For the planners at the Washington Metropolitan Area Transit Authority, getting the cars rolling means sorting out some daunting issues:

  • Ridership—How many people will ride the Silver Line initially and how many will ride it as the years go forward is a moving target. Metro officials estimated in February 2012 that they could anticipate about 9 million passenger trips a year, plus about 5.4 million passenger trips that would shift from existing lines to the Silver Line. But it will take years, they said, before the Silver Line grows enough to match the 70 percent cost recovery rate from fares that exist on the rest of the system. Catherine Hudgins, chair of the WMATA Board of Directors (and Democratic county supervisor representing the Hunter Mill District), said she anticipates ridership to be higher.
  • Stations—The Tysons Corner redevelopment plans envision a city of 100,000 residents with 200,000 visitors and workers arriving daily by 2040. The plan is to make Tysons Corner a pedestrian friendly community so only one of the five Metro stops will have a parking garage, with a capacity of 2,300 cars. But the 2010 census found 19,267 residents in Tysons and Bob Chase and others wonder whether drivers from outlying areas will flock to the stops in the years before the population increases.
  • Rosslyn Bottleneck—The Orange Line is Metro’s second busiest and carries approximately 180,000 passenger trips on a typical weekday. It will share part of its route with the Silver Line. It enters Washington through a tunnel between Rosslyn Virginia and the Foggy Bottom area of Washington, but during rush hours the tunnel is at capacity with 26 trains in each direction at peak hours and there would be no room for Silver Line trains that would use the same tunnel. The Potomac crossing is already too crowded to accommodate sufficient Blue Line and Orange Line trains during the rush hours. Orange Line trains are so crowded that it is called “Orange Crush.”

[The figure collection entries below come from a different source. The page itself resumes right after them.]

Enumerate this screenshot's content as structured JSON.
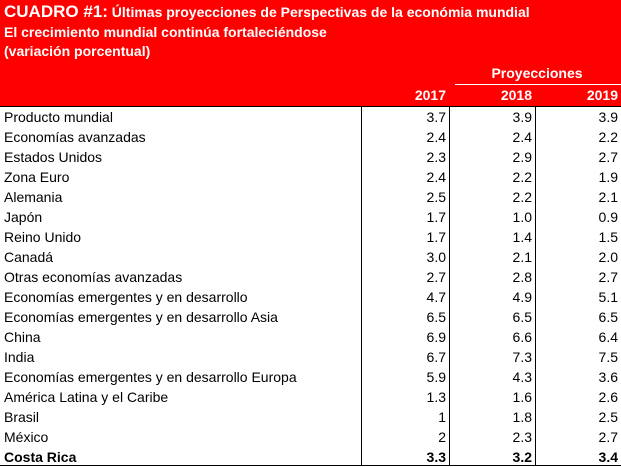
{
  "header": {
    "label": "CUADRO #1:",
    "title": "Últimas proyecciones de Perspectivas de la económia mundial",
    "subtitle": "El crecimiento mundial continúa fortaleciéndose",
    "note": "(variación porcentual)"
  },
  "table": {
    "group_header": "Proyecciones",
    "columns": [
      "2017",
      "2018",
      "2019"
    ],
    "rows": [
      [
        "Producto mundial",
        "3.7",
        "3.9",
        "3.9"
      ],
      [
        "Economías avanzadas",
        "2.4",
        "2.4",
        "2.2"
      ],
      [
        "Estados Unidos",
        "2.3",
        "2.9",
        "2.7"
      ],
      [
        "Zona Euro",
        "2.4",
        "2.2",
        "1.9"
      ],
      [
        "Alemania",
        "2.5",
        "2.2",
        "2.1"
      ],
      [
        "Japón",
        "1.7",
        "1.0",
        "0.9"
      ],
      [
        "Reino Unido",
        "1.7",
        "1.4",
        "1.5"
      ],
      [
        "Canadá",
        "3.0",
        "2.1",
        "2.0"
      ],
      [
        "Otras economías avanzadas",
        "2.7",
        "2.8",
        "2.7"
      ],
      [
        "Economías emergentes y en desarrollo",
        "4.7",
        "4.9",
        "5.1"
      ],
      [
        "Economías emergentes y en desarrollo Asia",
        "6.5",
        "6.5",
        "6.5"
      ],
      [
        "China",
        "6.9",
        "6.6",
        "6.4"
      ],
      [
        "India",
        "6.7",
        "7.3",
        "7.5"
      ],
      [
        "Economías emergentes y en desarrollo Europa",
        "5.9",
        "4.3",
        "3.6"
      ],
      [
        "América Latina y el Caribe",
        "1.3",
        "1.6",
        "2.6"
      ],
      [
        "Brasil",
        "1",
        "1.8",
        "2.5"
      ],
      [
        "México",
        "2",
        "2.3",
        "2.7"
      ],
      [
        "Costa Rica",
        "3.3",
        "3.2",
        "3.4"
      ]
    ]
  }
}
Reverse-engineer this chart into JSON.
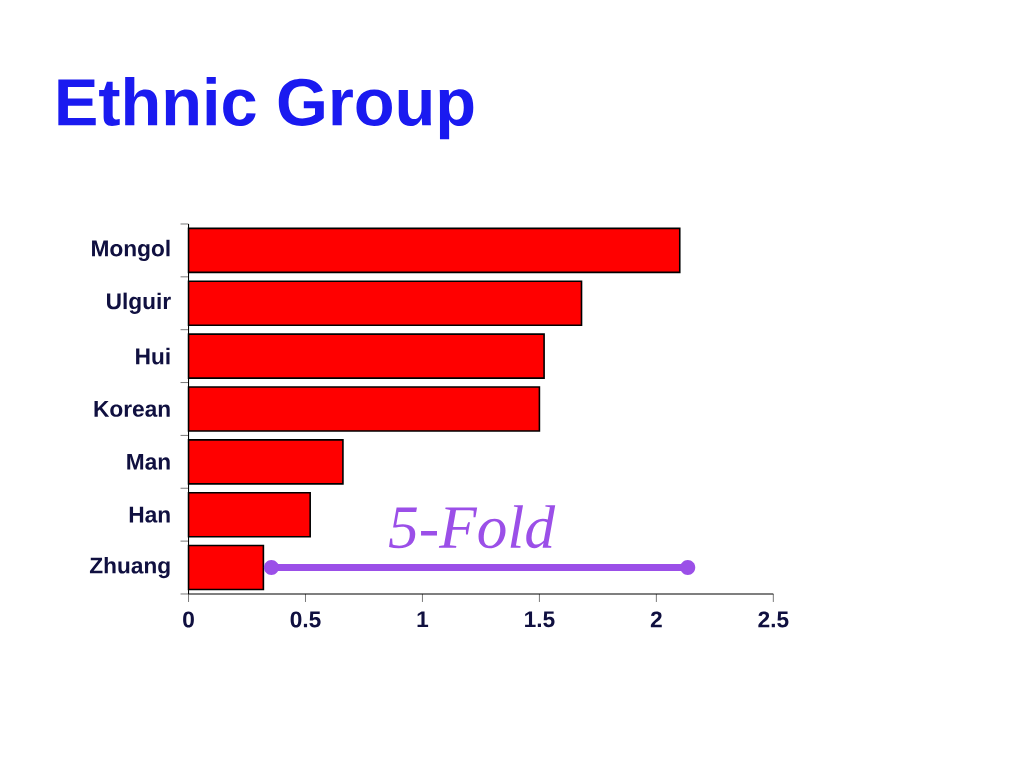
{
  "chart_data": {
    "type": "bar",
    "orientation": "horizontal",
    "title": "Ethnic Group",
    "categories": [
      "Mongol",
      "Ulguir",
      "Hui",
      "Korean",
      "Man",
      "Han",
      "Zhuang"
    ],
    "values": [
      2.1,
      1.68,
      1.52,
      1.5,
      0.66,
      0.52,
      0.32
    ],
    "color": "#ff0000",
    "xlim": [
      0,
      2.5
    ],
    "xticks": [
      0,
      0.5,
      1,
      1.5,
      2,
      2.5
    ],
    "annotations": [
      "5-Fold"
    ]
  }
}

  • Train Rerouting—June 18, 2012, Metro began “Rush Plus,” rerouting three Blue Line trains in peak hours each way over the Fenwick bridge that the Yellow Line uses to reach Washington. This means those Blue Line passengers for stations like Foggy Bottom and Farragut West would have to back track. But the change will benefit 46,000 Orange Line passengers during peak hours, according to a Metro news release.
  • Tunnels—There have been myriad suggestions on how to deal with this problem from building a new tunnel across the Potomac to building one for trains from the west to couple with the Blue Line track near Reagan National Airport. But none of these solutions are in the near term of budgetary possibilities.
  • Eight Car Trains—The priority solution under study now according to Metro General Manager Richard Sarles in an address to the Northern Virginia Transportation Alliance earlier this year is to run eight car trains with larger passenger capacity. Sarles said however that Metro does not have sufficient power to move those larger cars and the cost of upgrading the power system would be $1.5 billion. On Nov. 29, 2012, the Washington Post reported that Metro officials are worried that Silver Line trains will not be able to make a turn around at the stadium station in Washington and will have to go five additional stops to Largo, Md. at a cost of $4.5 million a year.
  • Metro Cars—Metro’s fleet consists of some 1,126 rail cars, but many are of an older series 1000 and are a safety hazard. Metro has on order a 7000 series car that is larger, with larger passenger capacity and of that model has signed a contract for 428 new cars to serve the Silver Line.
  • Operating Costs—Metro has estimated that it will costs between $20 million and $45 million during the first three years of operation (2013, 2014, 2015) to recruit and train personnel.